Trusting his staff to do what he used to do is something that seems very important to him.

Garrett Smith
05-11-2007, 06:03 AM
Those who are the most successful are those well versed and comfortable with delegating...

Pierre Auge
05-11-2007, 09:04 AM
Steve,
what you just described with Alwyn is basically what we've been trying to get going on here at CCF. Colin does the admin and trusts me to run the place while he is administering and attending to business. I am training and developing other trainers. We will know we are successful when we replicate the process and I am doing Colin's current job and he is administering a chain of gym's. I will be successful when I've developed trainers enough that they are capable and trust worthy enough to produce the same results. Then we do it again... That will mean success - we're on our way slow but steady wins the race!

Steve Shafley
05-11-2007, 10:29 AM
Is that what you ultimately want to do, Pierre?

Pierre Auge
05-12-2007, 05:14 AM
Me, I'm a coach my goal is to help Colin build up his training business while I build athletes and trainers. I have no real interest in being the business guru but it is a skills and a means to an end. I just like helping people - eventually I'm going to open a school.

Allen Yeh
05-31-2007, 11:16 AM
http://alwyncosgrove.blogspot.com/2007/05/how-long-is-training-session.html

To be honest never having trained independently and always for a big-box gym I had never even thought of NOT charging by the hour.

Mike ODonnell
05-31-2007, 12:24 PM
http://alwyncosgrove.blogspot.com/2007/05/how-long-is-training-session.html

To be honest never having trained independently and always for a big-box gym I had never even thought of NOT charging by the hour.

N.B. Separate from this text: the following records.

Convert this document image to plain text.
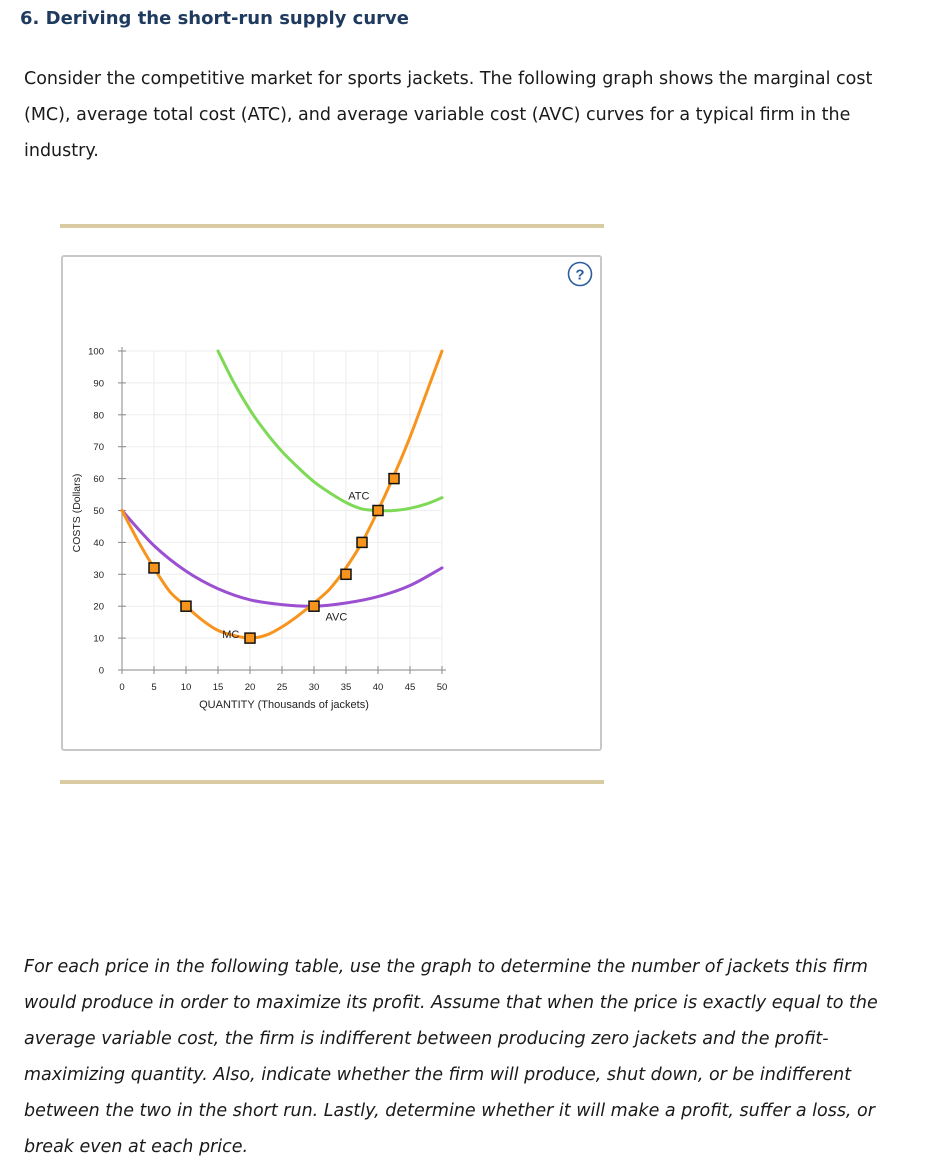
6. Deriving the short-run supply curve

Consider the competitive market for sports jackets. The following graph shows the marginal cost (MC), average total cost (ATC), and average variable cost (AVC) curves for a typical firm in the industry.

?
0	5	10 15 20 25 30 35 40 45 50
0
10
20
30
40
50
60
70
80
90
100
ATC
AVC
MC
QUANTITY (Thousands of jackets)
COSTS (Dollars)

For each price in the following table, use the graph to determine the number of jackets this firm would produce in order to maximize its profit. Assume that when the price is exactly equal to the average variable cost, the firm is indifferent between producing zero jackets and the profit-maximizing quantity. Also, indicate whether the firm will produce, shut down, or be indifferent between the two in the short run. Lastly, determine whether it will make a profit, suffer a loss, or break even at each price.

Training by the hour for 1-on-1 is the least profitable way to make money. Second best way, do 1/2 sessions only (and call it a session...as there are no other options). Now if you charged $65/hr...and now you charge $45 a session....people think is it a deal and you now make $90/hr.

Or go the route I have taken....do no 1-on-1 and only groups....either in 2-3 or llarge 10-20...now you maximize your $/hr....as long as you know how to balance it, give a great program that gets results....everyone comes out a winner.